Once we realized how rapidly we would arrive in Zamora, we began to question making such an early stop. So we skimmed the outer suburbs of Zamora and acknowledged that it was probably a choice we would regret. We were just feeling that we needed to get further along if we were going to end up at Casa Perfuto Maria by Saturday.
So we pushed on with the intention of arriving in Orense by early afternoon and spending rest of the day and night there.
The entire drive beyond Zamora had yielded not one of those underlined towns on the map. You know the towns that for some reason the map makers have decided are "localidades de interes". (If the town has a green box around it, it is a "localidade de GRAN interes")
Just as I begin to regret our choice of the faster A52; and wish we had taken the N122 through Braganca, or at least that we had opted to spend the day in Zamora and then drive to Orense for the night; I look down at my map and see the town Pueble de Sanabria underlined in green. And slightly north of that town is the "Parque Natural del Lago do Sanabria." Things are looking up.
Lago de Sanabria is the largest glacial lake in Spain. And, at least during the day we were there, a remarkably 'untouristed' one. We guessed that it was truly a local holiday destination. Like Lake of the Ozarks for Missourians, or The Catskills for New Yorkers.
There were modest vacation houses scattered around the park but few docks or boat ramps. Many hiking trails and a few small hamlets that predated the Parque Natural designation of the area.
One of those hamlets, Moncabril, was the dead end of the road we were driving. It was home to no more than 4-5 cottages, a few dilapidated barns, and a herd of goats. At the very end of the dead end, where the road devolved into a rutted cart path, we found an interesting one marker grave, overgrown with weeds, yet the marker itself didn't look terribly old.
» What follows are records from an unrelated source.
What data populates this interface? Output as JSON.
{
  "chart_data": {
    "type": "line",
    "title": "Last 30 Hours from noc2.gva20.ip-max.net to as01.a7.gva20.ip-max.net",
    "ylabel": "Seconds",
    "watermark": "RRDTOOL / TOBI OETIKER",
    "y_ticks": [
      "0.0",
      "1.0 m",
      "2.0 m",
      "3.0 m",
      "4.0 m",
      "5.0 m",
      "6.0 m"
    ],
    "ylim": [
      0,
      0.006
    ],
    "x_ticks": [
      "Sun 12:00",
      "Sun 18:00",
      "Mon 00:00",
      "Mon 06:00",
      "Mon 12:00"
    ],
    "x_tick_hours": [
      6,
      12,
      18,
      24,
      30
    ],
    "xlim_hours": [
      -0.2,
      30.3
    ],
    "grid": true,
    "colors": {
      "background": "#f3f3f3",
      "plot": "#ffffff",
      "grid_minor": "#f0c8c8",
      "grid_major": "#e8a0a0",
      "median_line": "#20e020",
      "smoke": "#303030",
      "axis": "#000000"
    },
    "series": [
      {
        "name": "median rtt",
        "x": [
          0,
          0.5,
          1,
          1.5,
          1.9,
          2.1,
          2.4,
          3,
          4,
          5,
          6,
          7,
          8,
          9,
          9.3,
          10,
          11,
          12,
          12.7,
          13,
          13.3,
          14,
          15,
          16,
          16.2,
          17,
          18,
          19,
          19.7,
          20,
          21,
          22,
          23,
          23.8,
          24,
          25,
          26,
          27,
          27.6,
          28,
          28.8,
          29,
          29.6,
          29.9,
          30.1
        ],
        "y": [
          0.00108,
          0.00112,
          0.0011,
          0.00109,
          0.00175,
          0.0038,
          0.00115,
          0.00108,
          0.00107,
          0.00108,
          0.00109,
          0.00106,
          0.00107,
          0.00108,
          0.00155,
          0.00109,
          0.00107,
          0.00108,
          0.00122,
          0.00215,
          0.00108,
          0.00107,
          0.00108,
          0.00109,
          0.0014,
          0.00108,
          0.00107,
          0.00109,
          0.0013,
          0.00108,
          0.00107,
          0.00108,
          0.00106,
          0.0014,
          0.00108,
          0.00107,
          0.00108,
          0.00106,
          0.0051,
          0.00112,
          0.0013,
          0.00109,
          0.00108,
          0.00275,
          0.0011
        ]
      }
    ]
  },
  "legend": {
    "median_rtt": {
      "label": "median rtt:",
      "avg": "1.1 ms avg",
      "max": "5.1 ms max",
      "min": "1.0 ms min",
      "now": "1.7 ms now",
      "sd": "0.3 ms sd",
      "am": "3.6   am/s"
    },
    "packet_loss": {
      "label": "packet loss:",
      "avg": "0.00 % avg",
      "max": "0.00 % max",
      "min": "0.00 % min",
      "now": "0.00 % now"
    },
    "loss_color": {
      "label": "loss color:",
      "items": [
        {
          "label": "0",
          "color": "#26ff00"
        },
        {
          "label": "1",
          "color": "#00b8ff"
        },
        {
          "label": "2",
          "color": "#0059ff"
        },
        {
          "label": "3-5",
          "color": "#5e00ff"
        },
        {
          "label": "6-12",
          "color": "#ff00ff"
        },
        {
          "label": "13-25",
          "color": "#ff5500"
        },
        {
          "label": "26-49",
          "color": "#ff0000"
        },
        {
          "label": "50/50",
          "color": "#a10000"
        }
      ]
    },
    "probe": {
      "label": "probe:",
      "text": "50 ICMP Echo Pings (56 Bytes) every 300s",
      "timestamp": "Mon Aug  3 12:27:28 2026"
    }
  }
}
So, if anyone reading this can translate the marker, that would be great.
We left the park at about 2PM and headed back to town to find lunch. The only game in town appeared to be a restaurant called Plaza Armas. The building itself was very interesting. You entered on the ground floor to a nondescript bar. If you wanted to eat anything other than tapas you are directed up a steep staircase in the back of the room leading to the first floor. Here tuxedoed waiters and white linens awaited. We sat at a table next to the bank of windows that overlooked the town.
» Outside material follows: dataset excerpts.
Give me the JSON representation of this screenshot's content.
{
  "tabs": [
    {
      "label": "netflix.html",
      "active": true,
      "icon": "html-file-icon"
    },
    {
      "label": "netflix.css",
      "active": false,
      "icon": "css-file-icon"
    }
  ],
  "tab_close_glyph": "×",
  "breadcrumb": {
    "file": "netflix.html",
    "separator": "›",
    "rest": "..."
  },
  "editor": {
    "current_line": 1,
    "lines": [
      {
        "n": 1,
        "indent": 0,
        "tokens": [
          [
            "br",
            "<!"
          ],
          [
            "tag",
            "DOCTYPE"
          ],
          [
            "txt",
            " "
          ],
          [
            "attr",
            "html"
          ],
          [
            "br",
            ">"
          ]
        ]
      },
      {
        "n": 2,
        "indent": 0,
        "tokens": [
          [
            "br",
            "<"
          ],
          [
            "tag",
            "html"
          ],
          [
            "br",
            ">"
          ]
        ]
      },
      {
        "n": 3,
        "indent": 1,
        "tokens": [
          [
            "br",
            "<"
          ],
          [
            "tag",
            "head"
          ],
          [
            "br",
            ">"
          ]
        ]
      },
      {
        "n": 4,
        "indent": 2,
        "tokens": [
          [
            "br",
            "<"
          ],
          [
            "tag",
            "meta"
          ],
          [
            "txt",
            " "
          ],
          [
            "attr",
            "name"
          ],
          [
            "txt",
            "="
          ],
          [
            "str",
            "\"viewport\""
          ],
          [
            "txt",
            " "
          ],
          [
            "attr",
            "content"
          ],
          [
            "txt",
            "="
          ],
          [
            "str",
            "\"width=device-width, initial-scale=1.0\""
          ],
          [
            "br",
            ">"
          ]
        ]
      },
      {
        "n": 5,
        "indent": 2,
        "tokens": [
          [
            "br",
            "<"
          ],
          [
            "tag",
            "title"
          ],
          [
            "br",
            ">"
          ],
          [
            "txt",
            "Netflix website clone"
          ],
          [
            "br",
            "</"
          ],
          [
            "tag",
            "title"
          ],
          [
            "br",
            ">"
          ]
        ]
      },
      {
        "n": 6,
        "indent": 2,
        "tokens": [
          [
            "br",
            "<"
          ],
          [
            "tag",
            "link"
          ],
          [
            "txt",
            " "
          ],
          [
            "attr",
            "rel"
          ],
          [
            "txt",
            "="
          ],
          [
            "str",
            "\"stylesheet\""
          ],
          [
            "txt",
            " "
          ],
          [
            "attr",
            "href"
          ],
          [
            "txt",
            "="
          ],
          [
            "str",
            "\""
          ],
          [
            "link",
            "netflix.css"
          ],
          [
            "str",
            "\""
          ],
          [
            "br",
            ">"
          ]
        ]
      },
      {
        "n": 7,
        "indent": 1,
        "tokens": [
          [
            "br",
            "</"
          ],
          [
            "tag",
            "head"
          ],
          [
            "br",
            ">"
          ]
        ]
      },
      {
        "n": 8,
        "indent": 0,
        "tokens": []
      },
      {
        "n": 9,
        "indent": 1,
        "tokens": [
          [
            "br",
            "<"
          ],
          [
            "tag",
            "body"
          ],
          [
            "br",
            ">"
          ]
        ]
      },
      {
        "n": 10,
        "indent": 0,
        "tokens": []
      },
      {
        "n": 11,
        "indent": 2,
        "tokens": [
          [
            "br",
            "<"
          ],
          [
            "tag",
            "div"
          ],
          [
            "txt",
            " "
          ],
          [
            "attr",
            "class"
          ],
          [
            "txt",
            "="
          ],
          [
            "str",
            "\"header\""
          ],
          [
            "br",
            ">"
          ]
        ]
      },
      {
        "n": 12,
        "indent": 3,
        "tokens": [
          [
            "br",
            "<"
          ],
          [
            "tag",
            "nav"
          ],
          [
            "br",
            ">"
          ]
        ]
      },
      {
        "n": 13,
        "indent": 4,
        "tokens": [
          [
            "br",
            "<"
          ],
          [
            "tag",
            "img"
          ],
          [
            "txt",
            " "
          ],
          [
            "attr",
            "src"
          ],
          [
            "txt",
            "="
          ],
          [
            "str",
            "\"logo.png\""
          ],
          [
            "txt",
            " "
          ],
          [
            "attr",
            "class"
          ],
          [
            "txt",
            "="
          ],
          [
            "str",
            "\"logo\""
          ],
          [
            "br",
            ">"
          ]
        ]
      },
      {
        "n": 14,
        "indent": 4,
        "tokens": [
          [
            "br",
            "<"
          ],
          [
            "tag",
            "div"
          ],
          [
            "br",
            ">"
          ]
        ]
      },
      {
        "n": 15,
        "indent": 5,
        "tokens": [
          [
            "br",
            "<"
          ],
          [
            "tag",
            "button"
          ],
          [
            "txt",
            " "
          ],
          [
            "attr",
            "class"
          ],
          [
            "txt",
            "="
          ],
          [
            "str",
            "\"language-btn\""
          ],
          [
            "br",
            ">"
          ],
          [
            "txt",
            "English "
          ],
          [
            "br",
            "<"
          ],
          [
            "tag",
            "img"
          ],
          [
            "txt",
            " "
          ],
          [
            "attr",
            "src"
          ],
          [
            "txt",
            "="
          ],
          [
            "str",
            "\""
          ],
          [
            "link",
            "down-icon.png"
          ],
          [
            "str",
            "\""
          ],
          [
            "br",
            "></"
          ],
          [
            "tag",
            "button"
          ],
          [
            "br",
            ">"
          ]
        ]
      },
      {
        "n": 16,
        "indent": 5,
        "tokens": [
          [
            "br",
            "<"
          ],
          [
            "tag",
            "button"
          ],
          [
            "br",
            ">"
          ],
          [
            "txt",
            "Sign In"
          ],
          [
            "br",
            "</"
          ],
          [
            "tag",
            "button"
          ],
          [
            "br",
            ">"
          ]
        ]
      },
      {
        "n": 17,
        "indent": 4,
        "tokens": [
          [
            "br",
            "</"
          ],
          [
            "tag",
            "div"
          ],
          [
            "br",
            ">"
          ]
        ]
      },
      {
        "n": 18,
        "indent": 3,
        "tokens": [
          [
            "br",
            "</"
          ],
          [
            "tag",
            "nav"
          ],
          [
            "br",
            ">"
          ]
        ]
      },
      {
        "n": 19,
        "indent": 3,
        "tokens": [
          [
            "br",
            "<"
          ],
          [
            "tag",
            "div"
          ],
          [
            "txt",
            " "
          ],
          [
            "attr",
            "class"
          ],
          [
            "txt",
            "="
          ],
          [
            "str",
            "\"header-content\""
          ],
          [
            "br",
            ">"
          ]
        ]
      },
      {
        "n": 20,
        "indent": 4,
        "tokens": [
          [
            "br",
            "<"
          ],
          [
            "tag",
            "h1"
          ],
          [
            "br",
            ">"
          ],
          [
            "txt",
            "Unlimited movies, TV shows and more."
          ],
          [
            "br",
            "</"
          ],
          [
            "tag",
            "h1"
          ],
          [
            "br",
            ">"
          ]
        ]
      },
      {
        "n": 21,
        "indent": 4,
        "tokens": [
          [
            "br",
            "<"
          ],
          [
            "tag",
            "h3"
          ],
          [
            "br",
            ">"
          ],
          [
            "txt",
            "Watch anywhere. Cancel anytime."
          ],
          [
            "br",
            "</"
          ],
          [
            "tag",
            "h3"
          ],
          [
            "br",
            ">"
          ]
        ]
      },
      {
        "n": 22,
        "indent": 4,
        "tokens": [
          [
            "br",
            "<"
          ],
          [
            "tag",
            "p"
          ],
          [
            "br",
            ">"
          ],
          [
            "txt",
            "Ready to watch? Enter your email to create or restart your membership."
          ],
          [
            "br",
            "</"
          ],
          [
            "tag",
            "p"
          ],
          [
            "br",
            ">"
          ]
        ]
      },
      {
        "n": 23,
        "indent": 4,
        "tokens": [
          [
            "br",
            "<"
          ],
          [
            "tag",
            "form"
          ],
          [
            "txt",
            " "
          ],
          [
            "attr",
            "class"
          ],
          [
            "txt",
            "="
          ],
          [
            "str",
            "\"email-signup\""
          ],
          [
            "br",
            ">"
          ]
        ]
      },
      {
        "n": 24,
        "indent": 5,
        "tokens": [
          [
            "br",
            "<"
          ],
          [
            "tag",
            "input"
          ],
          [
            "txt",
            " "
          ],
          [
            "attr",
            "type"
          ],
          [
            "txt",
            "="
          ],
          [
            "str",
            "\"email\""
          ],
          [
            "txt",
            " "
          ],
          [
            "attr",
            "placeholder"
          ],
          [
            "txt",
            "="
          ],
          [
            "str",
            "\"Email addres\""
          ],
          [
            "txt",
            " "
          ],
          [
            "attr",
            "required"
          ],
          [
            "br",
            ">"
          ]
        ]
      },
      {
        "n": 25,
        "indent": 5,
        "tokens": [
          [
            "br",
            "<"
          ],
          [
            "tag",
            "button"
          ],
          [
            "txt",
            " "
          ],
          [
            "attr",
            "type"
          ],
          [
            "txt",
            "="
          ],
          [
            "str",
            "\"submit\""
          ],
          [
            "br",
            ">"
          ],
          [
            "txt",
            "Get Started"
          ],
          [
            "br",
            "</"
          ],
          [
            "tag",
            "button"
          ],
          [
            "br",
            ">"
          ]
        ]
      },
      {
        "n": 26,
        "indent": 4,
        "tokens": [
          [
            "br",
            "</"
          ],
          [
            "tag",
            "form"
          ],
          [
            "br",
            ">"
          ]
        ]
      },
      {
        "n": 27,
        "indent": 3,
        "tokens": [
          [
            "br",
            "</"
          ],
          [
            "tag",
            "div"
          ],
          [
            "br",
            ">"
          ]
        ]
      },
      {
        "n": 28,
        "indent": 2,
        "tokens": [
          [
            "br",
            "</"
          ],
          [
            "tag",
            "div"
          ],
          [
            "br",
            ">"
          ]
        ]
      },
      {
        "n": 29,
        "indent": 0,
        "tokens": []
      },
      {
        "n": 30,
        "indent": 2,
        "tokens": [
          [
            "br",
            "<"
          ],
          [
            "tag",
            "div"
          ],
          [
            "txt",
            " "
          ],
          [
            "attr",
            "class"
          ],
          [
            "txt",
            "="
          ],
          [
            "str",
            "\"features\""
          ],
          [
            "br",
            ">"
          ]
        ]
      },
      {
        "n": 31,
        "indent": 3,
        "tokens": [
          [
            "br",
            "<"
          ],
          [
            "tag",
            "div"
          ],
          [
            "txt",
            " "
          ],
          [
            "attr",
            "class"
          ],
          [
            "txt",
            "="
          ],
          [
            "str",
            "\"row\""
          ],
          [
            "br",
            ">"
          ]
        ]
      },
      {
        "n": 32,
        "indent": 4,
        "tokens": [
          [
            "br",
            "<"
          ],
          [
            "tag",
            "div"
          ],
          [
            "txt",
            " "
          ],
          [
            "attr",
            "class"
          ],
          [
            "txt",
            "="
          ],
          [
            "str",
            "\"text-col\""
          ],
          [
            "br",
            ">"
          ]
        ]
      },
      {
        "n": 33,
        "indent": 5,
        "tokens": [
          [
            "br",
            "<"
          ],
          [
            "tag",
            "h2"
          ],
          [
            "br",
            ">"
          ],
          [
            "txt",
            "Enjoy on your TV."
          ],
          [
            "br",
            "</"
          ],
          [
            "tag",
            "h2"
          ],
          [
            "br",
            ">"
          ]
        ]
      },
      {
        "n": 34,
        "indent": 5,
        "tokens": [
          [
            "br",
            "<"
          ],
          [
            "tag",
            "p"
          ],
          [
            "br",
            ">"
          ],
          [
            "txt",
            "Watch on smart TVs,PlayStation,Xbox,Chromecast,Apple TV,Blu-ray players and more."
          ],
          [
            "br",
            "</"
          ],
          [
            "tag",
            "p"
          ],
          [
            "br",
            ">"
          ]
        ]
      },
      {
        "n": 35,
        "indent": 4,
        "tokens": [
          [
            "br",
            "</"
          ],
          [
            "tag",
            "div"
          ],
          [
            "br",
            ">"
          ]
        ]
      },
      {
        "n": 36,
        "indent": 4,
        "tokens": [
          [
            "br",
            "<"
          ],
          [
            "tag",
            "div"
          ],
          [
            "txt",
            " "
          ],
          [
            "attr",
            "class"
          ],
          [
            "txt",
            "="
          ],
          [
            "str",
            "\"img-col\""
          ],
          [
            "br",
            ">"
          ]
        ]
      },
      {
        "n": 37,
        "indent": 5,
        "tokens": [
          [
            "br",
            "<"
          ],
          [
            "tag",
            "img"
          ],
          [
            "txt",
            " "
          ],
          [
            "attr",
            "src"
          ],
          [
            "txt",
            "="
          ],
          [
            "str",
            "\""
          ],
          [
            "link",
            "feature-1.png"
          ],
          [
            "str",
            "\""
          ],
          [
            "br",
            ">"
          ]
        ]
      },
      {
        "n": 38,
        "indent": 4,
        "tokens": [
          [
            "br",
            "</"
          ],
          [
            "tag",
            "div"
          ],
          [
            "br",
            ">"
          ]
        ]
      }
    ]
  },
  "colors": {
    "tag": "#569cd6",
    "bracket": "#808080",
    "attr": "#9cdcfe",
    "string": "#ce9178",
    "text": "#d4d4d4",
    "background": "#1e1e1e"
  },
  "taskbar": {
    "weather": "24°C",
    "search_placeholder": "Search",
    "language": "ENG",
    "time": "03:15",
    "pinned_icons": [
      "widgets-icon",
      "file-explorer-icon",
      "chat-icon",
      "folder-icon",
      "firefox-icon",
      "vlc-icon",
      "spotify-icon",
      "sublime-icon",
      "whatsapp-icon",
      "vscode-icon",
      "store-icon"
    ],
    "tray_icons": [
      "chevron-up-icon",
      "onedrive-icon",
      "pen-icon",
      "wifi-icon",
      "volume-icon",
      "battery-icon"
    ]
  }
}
Plaza Armas may have been the only restaurant in town, but it surely didn't use that advantage to serve second rate food. My gambo stuffed pimiento morron dish was served in the BEST remesco sauce I've ever eaten. It was ultra smooth - silky in fact. I don't know how they got the almonds and hazelnuts ground finely enough. However, I know they were in it, because I could taste them. I've been trying to recreate it every since we got home.
After lunch, we walked around town for a few minutes. This town has an interesting tradition of constructing homes with large family coats of arms on the facade. Even the most modest home sports a family crest. Most of them are carved in stone.
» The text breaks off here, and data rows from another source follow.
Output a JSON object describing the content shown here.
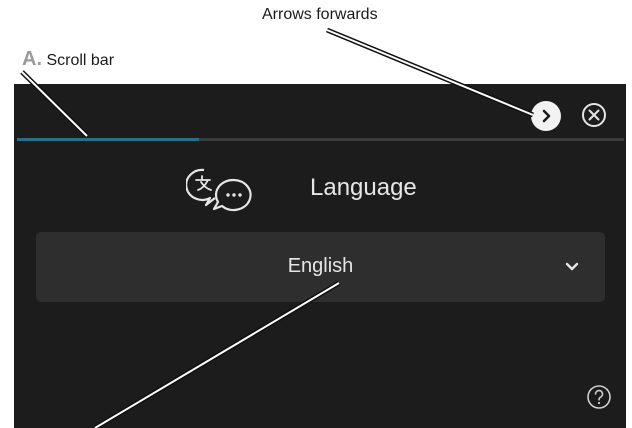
{
  "annotations": {
    "arrows_forwards": "Arrows forwards",
    "scroll_bar_letter": "A.",
    "scroll_bar": "Scroll bar"
  },
  "screen": {
    "title": "Language",
    "language_value": "English",
    "progress_fraction": 0.3,
    "icons": {
      "forward": "chevron-right-icon",
      "close": "close-icon",
      "language": "translate-chat-icon",
      "dropdown": "chevron-down-icon",
      "help": "help-icon"
    },
    "colors": {
      "background": "#1c1c1c",
      "dropdown": "#2e2e2e",
      "progress_fill": "#2a6f86",
      "progress_track": "#3d3d3d",
      "text": "#e6e6e6"
    }
  }
}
Here are two pictures of the same house. The first of the entire front of the house and the second a close up of the crest.
There was a large castle in town, with some historic significance, but we didn't want to wait for siesta to be over for it to open. We were already becoming somewhat immune to the castles of Spain. There are just SO many. So we headed out on our way to Orense -- at least we thought that was where we were going.